C’était en 2005. Gerard Mortier, en affichant ce Tristan et Isolde où, du début à la fin, à la mise en scène épurée à l’extrême de Peter Sellars se superposait la vidéo de Bill Viola, faisait un de ces « coups » dont il avait le secret. Il y eut les pour et les contre, ceux qui, attirés malgré eux par l’image, n’arrivaient pas à se concentrer sur la scène, ceux qui saluaient le retour au mythe et son inscription dans la nature, la communion avec les quatre éléments, où du réalisme surgissait le symbole – la mer, par exemple, devenait lieu de fusion des corps. Dix‑huit ans après, on reste fasciné, même si on n’adhère toujours pas, au premier acte, à la séance d’initiation d’un couple qui semble hors de propos et installe, pour le coup, une dissonance entre la scène et l’écran. On admire chez Sellars l’économie signifiante des gestes, la façon de tout dire en isolant les personnages à l’intérieur de simples carrés de lumière, dans une sorte de rituel – les deux amants chantent l’hymne à la nuit comme des orants. On s’incline devant cet art de faire parler le noir, parce que Tristan est ici, comme chez Wagner, un immense nocturne. Ce Tristan, pourtant, reste proche de nous, quand le Marin ou le Pâtre avec son cor anglais, le chœur, la Brangaine des appels chantent de la salle, quand Marke traverse le parterre au premier acte : la démultiplication de l’espace fait du spectateur un acteur du rituel.

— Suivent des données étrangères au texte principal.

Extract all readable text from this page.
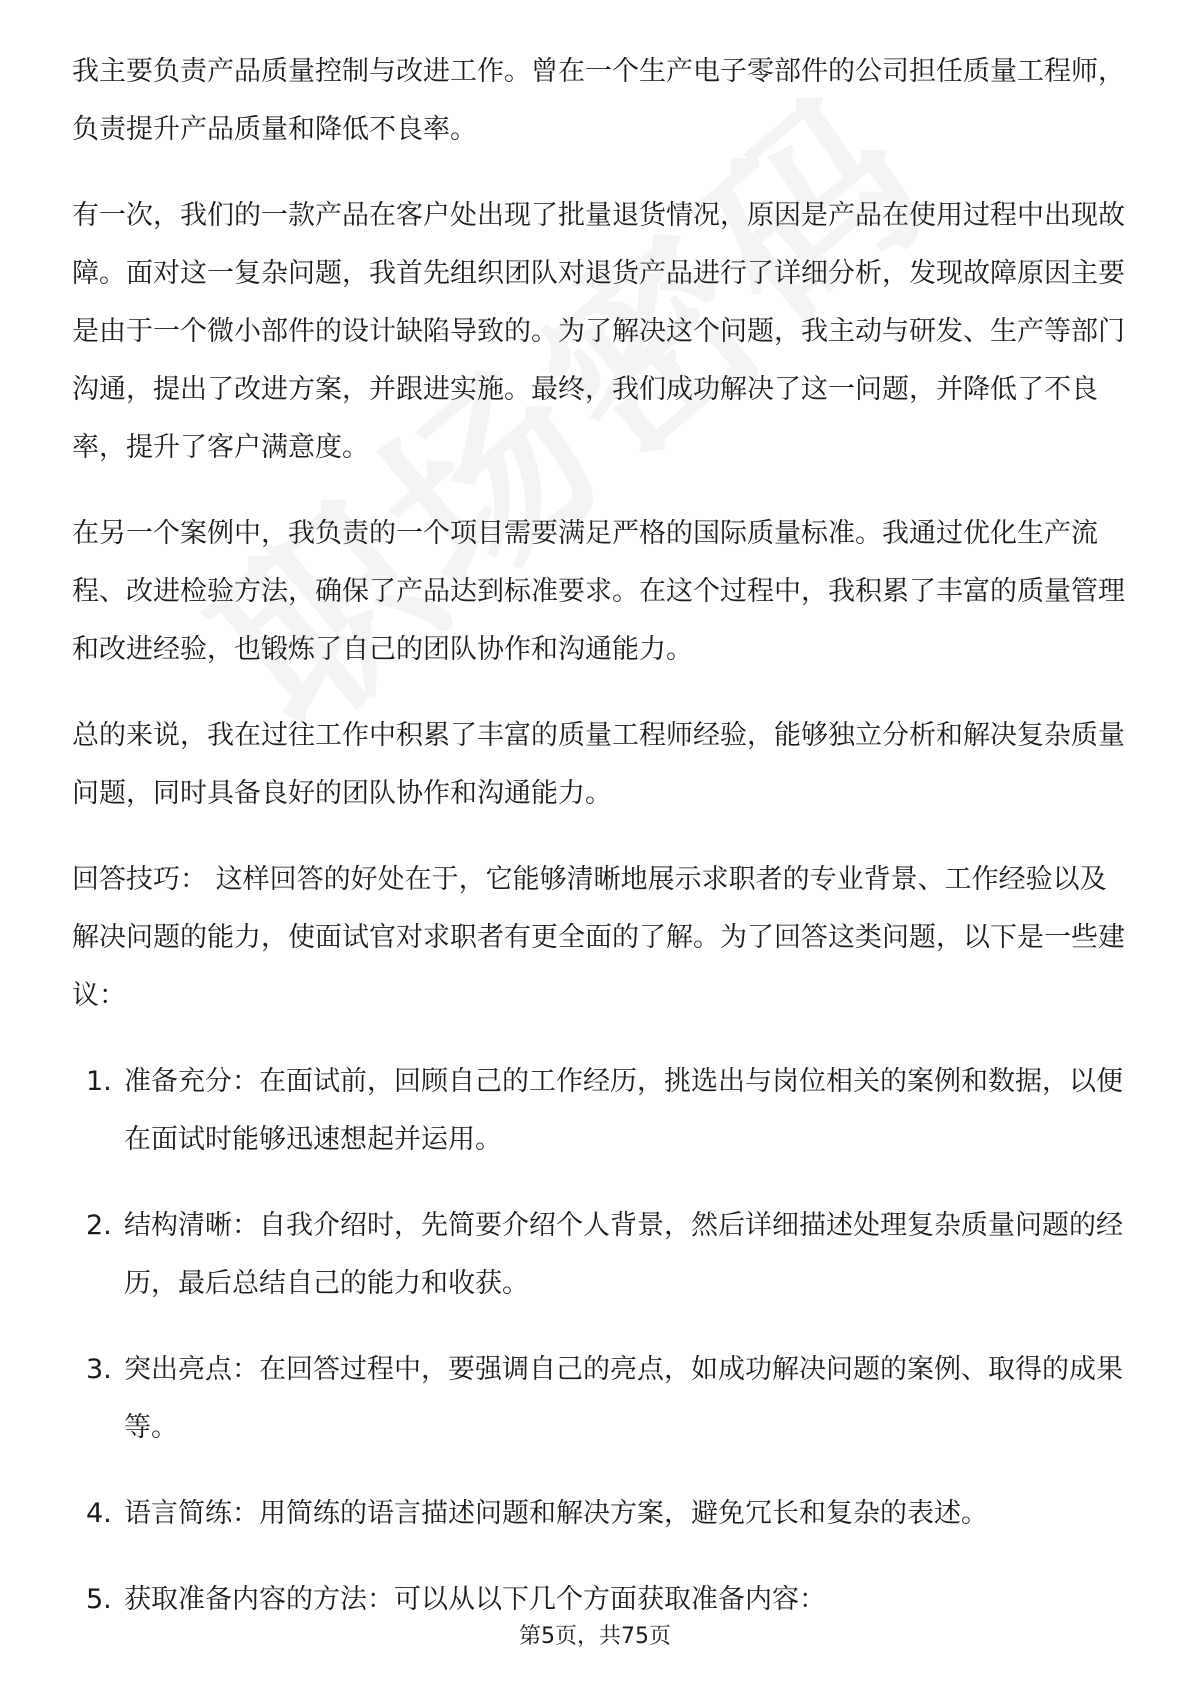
我主要负责产品质量控制与改进工作。曾在一个生产电子零部件的公司担任质量工程师，负责提升产品质量和降低不良率。

有一次，我们的一款产品在客户处出现了批量退货情况，原因是产品在使用过程中出现故障。面对这一复杂问题，我首先组织团队对退货产品进行了详细分析，发现故障原因主要是由于一个微小部件的设计缺陷导致的。为了解决这个问题，我主动与研发、生产等部门沟通，提出了改进方案，并跟进实施。最终，我们成功解决了这一问题，并降低了不良率，提升了客户满意度。

在另一个案例中，我负责的一个项目需要满足严格的国际质量标准。我通过优化生产流程、改进检验方法，确保了产品达到标准要求。在这个过程中，我积累了丰富的质量管理和改进经验，也锻炼了自己的团队协作和沟通能力。

总的来说，我在过往工作中积累了丰富的质量工程师经验，能够独立分析和解决复杂质量问题，同时具备良好的团队协作和沟通能力。

回答技巧： 这样回答的好处在于，它能够清晰地展示求职者的专业背景、工作经验以及解决问题的能力，使面试官对求职者有更全面的了解。为了回答这类问题，以下是一些建议：

1. 准备充分：在面试前，回顾自己的工作经历，挑选出与岗位相关的案例和数据，以便在面试时能够迅速想起并运用。
2. 结构清晰：自我介绍时，先简要介绍个人背景，然后详细描述处理复杂质量问题的经历，最后总结自己的能力和收获。
3. 突出亮点：在回答过程中，要强调自己的亮点，如成功解决问题的案例、取得的成果等。
4. 语言简练：用简练的语言描述问题和解决方案，避免冗长和复杂的表述。
5. 获取准备内容的方法：可以从以下几个方面获取准备内容：
第5页，共75页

Le spectacle tirait sa force, en 2005, de la direction d’un Esa‑Pekka Salonen sublime, qui, à travers Tristan, anticipait Pelléas. Sans l’égaler, Valery Gergiev, Semyon Bychkov, Philippe Jordan se situaient très haut. Tel n’est pas le cas de Gustavo Dudamel, incapable de créer la moindre tension, se bornant à accompagner les chanteurs sans les porter, dénué de sensualité au deuxième acte, n’offrant que quelques très brefs moments de grâce ici ou là, attendant la mort d’Isolde pour inspirer enfin ses musiciens. Un très bel orchestre impeccablement tenu ne fait pas un Tristan. De quoi s’interroger une fois de plus sur sa vocation de chef de théâtre. Question de répertoire ? Sa Turandot, par exemple, avait laissé meilleur souvenir. Gustavo Dudamel était‑il vraiment le meilleur candidat pour l’Opéra de Paris ?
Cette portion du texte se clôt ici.